Back almost a year ago we showed you what our ultimate dream cars would be if we could only have one car to drive for daily duties and pleasure. At the same time we asked you to send in your ideas for dream cars and we would pick the best one and have Thom draw it up and give it to you. Well, we couldn't pick just one, so we picked a prewar and a postwar winner based on uniqueness, detail, and daily driver practicality.
How about a car with some of the most beautiful lines you've ever seen? I'm talking about the '61 Catalina/Ventura. This car is shorter than the Bonneville by several inches in wheelbase and overall length. Drop it a few inches, and run some modern aluminum wheels (not too large) that are reminiscent of the factory eight-lug wheels, along with a four-wheel disc brake swap. This ride needs some wide whites, about 2 1/2 inches.
Of course it's got to have a 421 engine! The stock rearend is plenty strong, so just drop in a 4:11 posi, and add a five- or six-speed to take advantage of that great Pontiac torque.
Slim down the front bumper and pop in a custom grille. Install Lucas headlights, and remove the stock taillights. Make use of that concave back panel for a taillight treatment that is a takeoff from a '66 Grand Prix, or perhaps a '66 GTO. Install the license plate below a skinny frenched rear bumper (think '67 Camaro thin). Run dual exhausts out the back, cut into a custom rolled pan. That exquisite roofline don't need nuttin'. And leave those vent windows alone; vent windows are neat!
The interior doesn't need that much, but a mid-'60s T-bird wraparound back seat would set it off nicely, along with front swivel buckets and a custom console. Tuck 'n' roll works for me.
What color to use for my dream car? How about factory light blue with a white top and add some fogging in medium blue to accentuate the curvaceous flanks.

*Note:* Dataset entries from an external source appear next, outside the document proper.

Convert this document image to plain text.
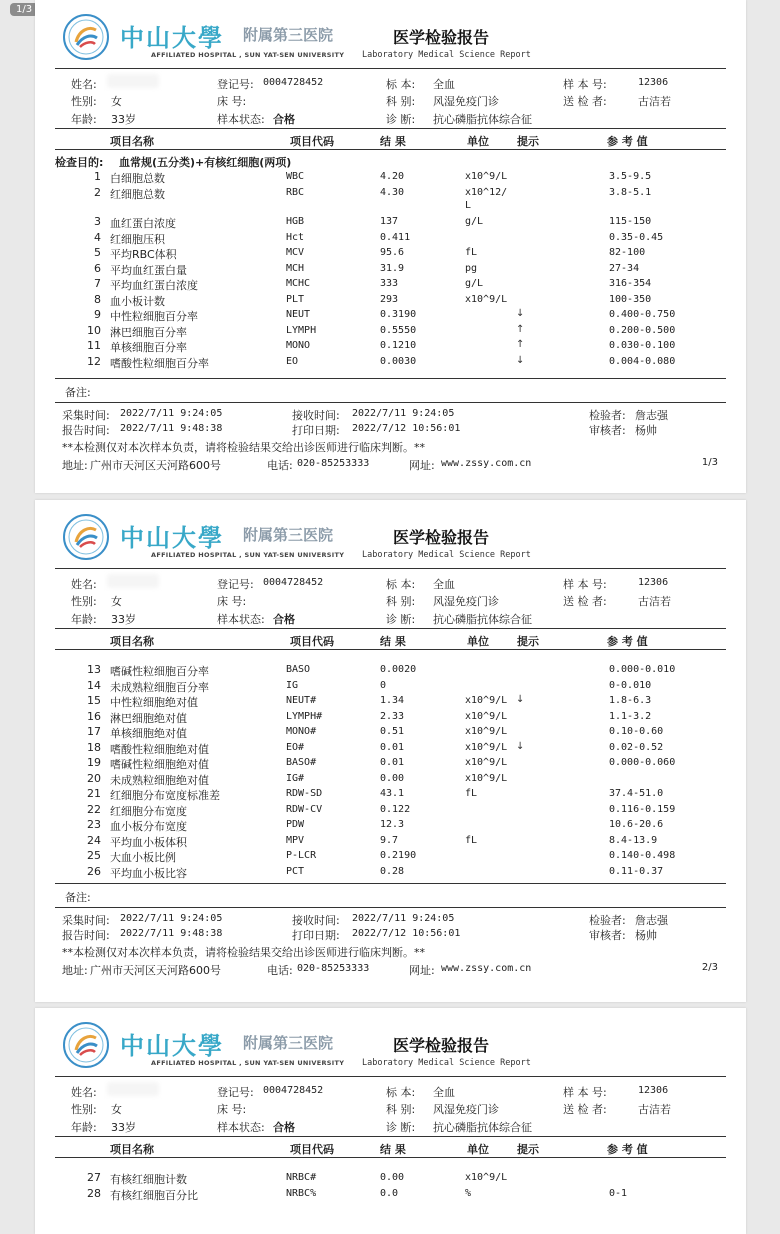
1/3
中山大學 附属第三医院
AFFILIATED HOSPITAL , SUN YAT-SEN UNIVERSITY
医学检验报告
Laboratory Medical Science Report
姓名:
性别: 女
年龄: 33岁
登记号: 0004728452
床 号:
样本状态: 合格
标 本: 全血
科 别: 风湿免疫门诊
诊 断: 抗心磷脂抗体综合征
样 本 号:	12306
送 检 者:	古洁若
项目名称	项目代码	结 果	单位	提示	参 考 值
检查目的: 血常规(五分类)+有核红细胞(两项)
1 白细胞总数	WBC	4.20	x10^9/L	3.5-9.5
2 红细胞总数	RBC	4.30	x10^12/	3.8-5.1
L
3 血红蛋白浓度	HGB	137	g/L	115-150
4 红细胞压积	Hct	0.411	0.35-0.45
5 平均RBC体积	MCV	95.6	fL	82-100
6 平均血红蛋白量	MCH	31.9	pg	27-34
7 平均血红蛋白浓度	MCHC	333	g/L	316-354
8 血小板计数	PLT	293	x10^9/L	100-350
9 中性粒细胞百分率	NEUT	0.3190	↓	0.400-0.750
10 淋巴细胞百分率	LYMPH	0.5550	↑	0.200-0.500
11 单核细胞百分率	MONO	0.1210	↑	0.030-0.100
12 嗜酸性粒细胞百分率	EO	0.0030	↓	0.004-0.080
备注:
采集时间: 2022/7/11 9:24:05
报告时间: 2022/7/11 9:48:38
接收时间: 2022/7/11 9:24:05
打印日期: 2022/7/12 10:56:01
检验者: 詹志强
审核者: 杨帅
**本检测仅对本次样本负责，请将检验结果交给出诊医师进行临床判断。**
地址: 广州市天河区天河路600号	电话: 020-85253333	网址: www.zssy.com.cn	1/3
中山大學 附属第三医院
AFFILIATED HOSPITAL , SUN YAT-SEN UNIVERSITY
医学检验报告
Laboratory Medical Science Report
姓名:
性别: 女
年龄: 33岁
登记号: 0004728452
床 号:
样本状态: 合格
标 本: 全血
科 别: 风湿免疫门诊
诊 断: 抗心磷脂抗体综合征
样 本 号:	12306
送 检 者:	古洁若
项目名称	项目代码	结 果	单位	提示	参 考 值
13 嗜碱性粒细胞百分率	BASO	0.0020	0.000-0.010
14 未成熟粒细胞百分率	IG	0	0-0.010
15 中性粒细胞绝对值	NEUT#	1.34	x10^9/L ↓	1.8-6.3
16 淋巴细胞绝对值	LYMPH#	2.33	x10^9/L	1.1-3.2
17 单核细胞绝对值	MONO#	0.51	x10^9/L	0.10-0.60
18 嗜酸性粒细胞绝对值	EO#	0.01	x10^9/L ↓	0.02-0.52
19 嗜碱性粒细胞绝对值	BASO#	0.01	x10^9/L	0.000-0.060
20 未成熟粒细胞绝对值	IG#	0.00	x10^9/L
21 红细胞分布宽度标准差	RDW-SD	43.1	fL	37.4-51.0
22 红细胞分布宽度	RDW-CV	0.122	0.116-0.159
23 血小板分布宽度	PDW	12.3	10.6-20.6
24 平均血小板体积	MPV	9.7	fL	8.4-13.9
25 大血小板比例	P-LCR	0.2190	0.140-0.498
26 平均血小板比容	PCT	0.28	0.11-0.37
备注:
采集时间: 2022/7/11 9:24:05
报告时间: 2022/7/11 9:48:38
接收时间: 2022/7/11 9:24:05
打印日期: 2022/7/12 10:56:01
检验者: 詹志强
审核者: 杨帅
**本检测仅对本次样本负责，请将检验结果交给出诊医师进行临床判断。**
地址: 广州市天河区天河路600号	电话: 020-85253333	网址: www.zssy.com.cn	2/3
中山大學 附属第三医院
AFFILIATED HOSPITAL , SUN YAT-SEN UNIVERSITY
医学检验报告
Laboratory Medical Science Report
姓名:
性别: 女
年龄: 33岁
登记号: 0004728452
床 号:
样本状态: 合格
标 本: 全血
科 别: 风湿免疫门诊
诊 断: 抗心磷脂抗体综合征
样 本 号:	12306
送 检 者:	古洁若
项目名称	项目代码	结 果	单位	提示	参 考 值
27 有核红细胞计数	NRBC#	0.00	x10^9/L
28 有核红细胞百分比	NRBC%	0.0	%	0-1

The '36 Chevy has one of the best profiles of any sedan delivery with its short cargo area, curved back door, and long narrow hood. The delivery would be fun for a cross-country tour, or hauling goodies from the swap meet. Best of all, it could be built in a backyard garage without stealing the kids' college funds.Under that long narrow hood would be a 302 Wayne 12-port Jimmy. Cast headers and 2 1/2-inch duals would deliver that distinctive note below the back bumper. A Richmond 4:1 First gear five-speed gives good dig. A Currie 9-inch with tall gears makes for easy cruising.
The chassis would be set up low with a nice rake. A Fatman IFS and POSIES parallel leaves would be used. Special care would be taken to get the 15x5 and 16x7 dark red steelies with rings and '49 Chevy caps positioned just right in the fenders.
The biggest headache as far as the bodywork will be replacing the wood structure with metal. To help the lines flow up front, the grille shell would receive a vertical pie cut. This would position the top of the grille back 2 inches and down 3/4-inch. The stock headlights are dropped 4 inches straight down. A bullnose replaces the bird. The teardrop blister vents in the hood sides are kept. The bumpers are retained to accentuate the lowness, but shortened brackets tuck them in close to the body. The running boards keep their mats. The vent wings are gone, but original handles stay. The gennie taillights and stanchions are used to go with the art deco styling. The paint is dove gray with a touch of maroon and white Tommy The Greek-style pinstriping.
Inside there is a split-back bench and door panels covered in oxblood tuck 'n' roll. Stock gauges are converted to 12-volt. A Limeworks column and Cragar-style four-spoke wheel are used with a column mount tach. A '50s-style shifter lever is homemade. The cargo area will have oak planks with stainless runners.